THE DEWEY DECIMAL SYSTEM OF LOVE
Ally Sheffield, 40-year-old spinster librarian, woefully inexperienced, and 15 years celibate, is finally in love! So what if the object of her adoration is a world famous orchestra conductor-very married and totally unobtainable. Just watching him conduct makes her heart pound, her head light, and her stomach queasy. Naturally, the glow shows, and the first one to notice - and be stunned by it - is Ally's attractive boss, best friend at work, and, in her opinion, "serial womanizer," Gordon Albright. Although the book is marred by a somewhat jarring plot twist that ties up things a bit too neatly, Carr's quirky characters, screwball sense of humor, and right-on descriptions are marvelous, making the journey to the satisfying ending well worth the trip.
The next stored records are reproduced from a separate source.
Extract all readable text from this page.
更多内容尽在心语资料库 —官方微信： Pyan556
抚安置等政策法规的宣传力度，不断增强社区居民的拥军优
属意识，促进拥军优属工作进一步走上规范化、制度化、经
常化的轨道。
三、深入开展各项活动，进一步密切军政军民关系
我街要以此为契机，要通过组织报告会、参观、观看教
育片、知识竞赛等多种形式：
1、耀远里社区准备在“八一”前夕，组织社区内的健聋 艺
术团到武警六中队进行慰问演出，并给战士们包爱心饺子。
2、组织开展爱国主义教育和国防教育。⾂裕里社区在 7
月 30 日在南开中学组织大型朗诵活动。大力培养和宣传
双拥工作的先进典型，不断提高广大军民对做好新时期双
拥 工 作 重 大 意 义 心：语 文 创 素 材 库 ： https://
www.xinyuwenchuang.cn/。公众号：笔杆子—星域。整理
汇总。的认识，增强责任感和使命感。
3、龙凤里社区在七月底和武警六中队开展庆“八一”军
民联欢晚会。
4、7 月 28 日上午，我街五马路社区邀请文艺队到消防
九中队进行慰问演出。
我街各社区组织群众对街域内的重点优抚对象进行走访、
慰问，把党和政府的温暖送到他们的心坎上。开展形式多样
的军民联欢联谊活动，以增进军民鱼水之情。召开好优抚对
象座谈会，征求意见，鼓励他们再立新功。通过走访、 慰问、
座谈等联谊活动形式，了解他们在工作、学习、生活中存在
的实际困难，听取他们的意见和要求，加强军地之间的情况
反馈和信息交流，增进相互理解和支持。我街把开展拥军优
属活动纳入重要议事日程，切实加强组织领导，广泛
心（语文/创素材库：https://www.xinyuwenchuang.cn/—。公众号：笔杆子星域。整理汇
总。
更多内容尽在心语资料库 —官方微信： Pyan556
This hilarious romp through the stacks (complete with relevant DDC call number areas and selected titles) will definitely attract the library set. In addition, the zingy, thoroughly modern tone and the exceptionally appealing heroine should catch the attention of readers who like their romances lively, smart, and funny. Carr has also written as Jody Carr (Monday's Child) and lives in Washington, DC.
Read an Excerpt
Chapter 1
For questions about love, and, more particularly, inappropriate love, go to the 306.7s (e.g., The Single Woman-Married Man Syndrome, Addicted to Adultery, Affairs, Secret Loves, Keeping The Love You Find, etc.).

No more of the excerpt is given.